На дороге показалась Джанка, неся в зубах убитую птицу, Э. С. хотел ей что-то крикнуть, но тут его слух уловил знакомое урчание. Он отвернулся от собаки и устремил взгляд в противоположную сторону. По шоссе двигалось оранжевое пятно, робкое и застенчивое, как тараканиха, которая жила у Э. С. на кухне. Это была уже знакомая нам машина техпомощи.
— Ну, кикиморы, ваше счастье, — дружелюбно произнес Э. С. и улыбнулся француженкам. — Сейчас «мил-друг» препроводит вас куда надо.
Он называл механика техпомощи «мил-другом» потому, что тот всем говорил «мил-друг». Меняя лопнувшую камеру или копаясь в моторе, он насвистывал про себя и — что бы он там ни делал — сменял заглушки, диски колес или регулировал клапаны, чтобы избежать неприятного стука в двигателе, — он все подряд называл «мил-друг», и Э. С. он тоже так называл, и его собаку тоже.
Итак, «мил-друг» подкатил на своем «запорожце», оранжевая машина застенчиво съехала на обочину и еще застенчивей глянула двумя своими фарами на французский пикап. Старушки снова подкрасились и стали терпеливо ждать. Механик вылез из машины.

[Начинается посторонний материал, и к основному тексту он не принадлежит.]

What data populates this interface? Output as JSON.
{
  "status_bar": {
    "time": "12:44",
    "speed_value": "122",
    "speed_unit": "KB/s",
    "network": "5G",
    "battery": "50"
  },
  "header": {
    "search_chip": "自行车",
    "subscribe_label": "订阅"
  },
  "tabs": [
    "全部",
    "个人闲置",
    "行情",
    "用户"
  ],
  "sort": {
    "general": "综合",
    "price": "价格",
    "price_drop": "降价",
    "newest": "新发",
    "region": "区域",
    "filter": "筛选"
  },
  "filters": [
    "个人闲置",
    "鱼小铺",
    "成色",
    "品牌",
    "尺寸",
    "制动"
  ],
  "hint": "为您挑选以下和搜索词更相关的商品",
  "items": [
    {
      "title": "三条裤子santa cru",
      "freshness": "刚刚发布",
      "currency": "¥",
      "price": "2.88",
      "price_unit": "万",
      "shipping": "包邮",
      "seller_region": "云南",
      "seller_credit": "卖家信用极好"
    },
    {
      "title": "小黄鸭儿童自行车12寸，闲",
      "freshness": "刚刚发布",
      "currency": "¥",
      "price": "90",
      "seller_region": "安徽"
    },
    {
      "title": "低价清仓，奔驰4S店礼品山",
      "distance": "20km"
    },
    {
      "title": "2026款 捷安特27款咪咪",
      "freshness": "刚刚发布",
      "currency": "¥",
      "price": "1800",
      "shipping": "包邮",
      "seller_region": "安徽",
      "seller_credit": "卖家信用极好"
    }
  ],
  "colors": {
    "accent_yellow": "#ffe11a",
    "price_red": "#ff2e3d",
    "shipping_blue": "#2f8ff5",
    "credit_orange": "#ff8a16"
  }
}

— Здорово, мил-друг, опять баллоны менять? — Он погладил себя по голому темени, тыльной стороной руки подправил усы, торчавшие кверху не слишком воинственно, но и не очень уж миролюбиво — так или иначе они показывали, что их обладатель пребывает в состоянии готовности. Механик был плешивый, молодежь у нас называет людей с такими голыми макушками «куполами», а если макушка полуголая — тогда не «купол», а «полукупол». С точки зрения молодых парней, которые ходят с длинной шевелюрой и баками в локоть длиной, механик был куполом в чистом виде, но лысина в какой-то мере компенсировалась рыжими усами — казалось, вся растительность переместилась у него с темени под нос.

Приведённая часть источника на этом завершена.